Drilling down a little deeper into the systems business at Dell, here is a financial table that carves out systems and storage and then breaks AI servers and non-AI servers from each other over the past two years by quarter:
Just for fun, I calculated how many eight-way GPU node equivalents that Dell AI server revenue might represent and then guess at the total number of GPUs (from both Nvidia and AMD) that revenue might have driven. This is mostly for fun, and to show how the allocations and the number of systems had ramped. Of course, Dell is selling some GB200 NVL72 and GB300 NVL72 rackscale systems as well.
With 1 gigawatt of datacenter capacity hosting around 550,000 GPUs, then the estimated 420,000 GPUs that Dell sold for all of fiscal 2026 might have driven around 765 megawatts. That’s it.
Here is the other thing. If Dell has over 4.000 enterprise, neocloud, and sovereign AI customers, and it has sold somewhere on the order of 616,000 GPUs total over the three years where it had an AI server business, then after you take out the 50,000 GPUs that went to xAI for its first “Colossus” AI supercomputer (Supermicro got the other half of phase one, and appears to have gotten all of the 100,000 GPUs in phase 2 of the machine), then the average customer Dell AI server customer has bought 142 GPUs, give or take. That is around $5.7 million for the GPUs, on average. We suspect there are a lot of customers with a rack or two of four-way or eight-way GPU servers, dozens with thousands of GPUs, and a few with tens of thousands of GPUs.

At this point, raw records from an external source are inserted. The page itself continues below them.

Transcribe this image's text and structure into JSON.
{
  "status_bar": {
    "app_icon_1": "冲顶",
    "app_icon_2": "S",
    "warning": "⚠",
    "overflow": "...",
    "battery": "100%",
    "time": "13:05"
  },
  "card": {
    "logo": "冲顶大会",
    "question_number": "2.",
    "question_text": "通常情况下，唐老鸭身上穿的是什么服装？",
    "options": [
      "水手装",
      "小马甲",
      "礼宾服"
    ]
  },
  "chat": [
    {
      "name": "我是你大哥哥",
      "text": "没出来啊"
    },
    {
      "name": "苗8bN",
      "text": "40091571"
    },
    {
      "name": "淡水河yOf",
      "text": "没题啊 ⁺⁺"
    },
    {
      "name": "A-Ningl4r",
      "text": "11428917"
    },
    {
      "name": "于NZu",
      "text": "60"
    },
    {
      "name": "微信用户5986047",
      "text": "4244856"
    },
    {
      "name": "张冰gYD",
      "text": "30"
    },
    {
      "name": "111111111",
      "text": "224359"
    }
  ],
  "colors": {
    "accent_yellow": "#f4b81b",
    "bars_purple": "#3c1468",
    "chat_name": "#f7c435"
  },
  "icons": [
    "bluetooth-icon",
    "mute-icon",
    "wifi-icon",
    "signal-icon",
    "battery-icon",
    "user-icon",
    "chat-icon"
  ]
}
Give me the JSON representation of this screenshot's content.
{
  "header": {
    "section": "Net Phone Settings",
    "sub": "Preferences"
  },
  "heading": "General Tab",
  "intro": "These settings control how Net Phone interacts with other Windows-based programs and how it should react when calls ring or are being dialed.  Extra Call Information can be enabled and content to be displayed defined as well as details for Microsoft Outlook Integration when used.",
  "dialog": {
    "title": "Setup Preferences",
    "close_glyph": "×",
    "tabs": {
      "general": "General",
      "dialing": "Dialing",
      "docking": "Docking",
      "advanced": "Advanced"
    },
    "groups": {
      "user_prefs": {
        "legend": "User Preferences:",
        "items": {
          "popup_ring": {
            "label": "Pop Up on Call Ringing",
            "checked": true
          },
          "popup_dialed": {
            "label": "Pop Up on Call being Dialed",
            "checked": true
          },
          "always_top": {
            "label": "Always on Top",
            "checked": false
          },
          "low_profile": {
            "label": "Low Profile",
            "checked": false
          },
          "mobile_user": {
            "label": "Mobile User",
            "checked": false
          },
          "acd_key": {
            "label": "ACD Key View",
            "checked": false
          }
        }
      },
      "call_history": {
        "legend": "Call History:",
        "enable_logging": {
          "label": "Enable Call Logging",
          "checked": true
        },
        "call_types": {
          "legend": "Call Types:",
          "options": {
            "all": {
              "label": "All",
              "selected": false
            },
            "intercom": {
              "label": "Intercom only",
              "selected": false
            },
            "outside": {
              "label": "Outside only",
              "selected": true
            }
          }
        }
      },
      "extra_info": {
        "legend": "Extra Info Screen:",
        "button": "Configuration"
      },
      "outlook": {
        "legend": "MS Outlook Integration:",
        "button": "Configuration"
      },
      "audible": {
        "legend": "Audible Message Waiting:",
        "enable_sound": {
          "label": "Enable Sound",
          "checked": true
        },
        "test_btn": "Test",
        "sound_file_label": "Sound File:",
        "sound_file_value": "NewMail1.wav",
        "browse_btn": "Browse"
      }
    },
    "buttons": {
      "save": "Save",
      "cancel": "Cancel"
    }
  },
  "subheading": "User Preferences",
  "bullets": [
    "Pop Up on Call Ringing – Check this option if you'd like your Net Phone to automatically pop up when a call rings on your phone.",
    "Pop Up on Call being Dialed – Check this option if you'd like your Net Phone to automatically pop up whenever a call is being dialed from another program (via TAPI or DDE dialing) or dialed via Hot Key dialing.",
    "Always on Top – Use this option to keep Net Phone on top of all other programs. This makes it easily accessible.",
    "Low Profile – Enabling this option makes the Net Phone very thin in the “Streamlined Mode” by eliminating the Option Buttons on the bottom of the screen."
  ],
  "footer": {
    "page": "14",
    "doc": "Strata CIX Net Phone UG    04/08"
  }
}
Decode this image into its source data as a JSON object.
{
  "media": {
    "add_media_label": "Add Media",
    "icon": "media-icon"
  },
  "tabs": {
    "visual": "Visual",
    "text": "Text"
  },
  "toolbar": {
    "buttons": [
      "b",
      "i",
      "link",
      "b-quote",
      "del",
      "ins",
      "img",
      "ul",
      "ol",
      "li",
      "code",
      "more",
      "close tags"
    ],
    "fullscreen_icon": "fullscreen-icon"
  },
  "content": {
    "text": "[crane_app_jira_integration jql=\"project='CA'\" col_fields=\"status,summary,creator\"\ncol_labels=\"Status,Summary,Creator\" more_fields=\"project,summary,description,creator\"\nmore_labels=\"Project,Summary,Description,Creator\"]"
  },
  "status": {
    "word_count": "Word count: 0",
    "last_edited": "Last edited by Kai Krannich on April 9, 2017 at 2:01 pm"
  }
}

One more thing: Dell’s traditional server business is showing signs of slowing growth. In fiscal 2025, the traditional PowerEdge systems business accounted for $17.41 billion in sales, up a healthy 10.1 percent from the $15.82 billion in fiscal 2024. In the fiscal 2026 year just ended, the traditional PowerEdge systems business only grew by 5.8 percent to $18.41 billion, and only represented 44.4 percent of total systems sales.
Dell is finally reflecting what has been happening in the overall market as the hyperscalers and cloud builders have skewed server spending toward AI systems, and this is probably a permanent shift as we look to the years ahead. There may be a quarter or two where they are close, from time to time, but the overall trend will not reverse.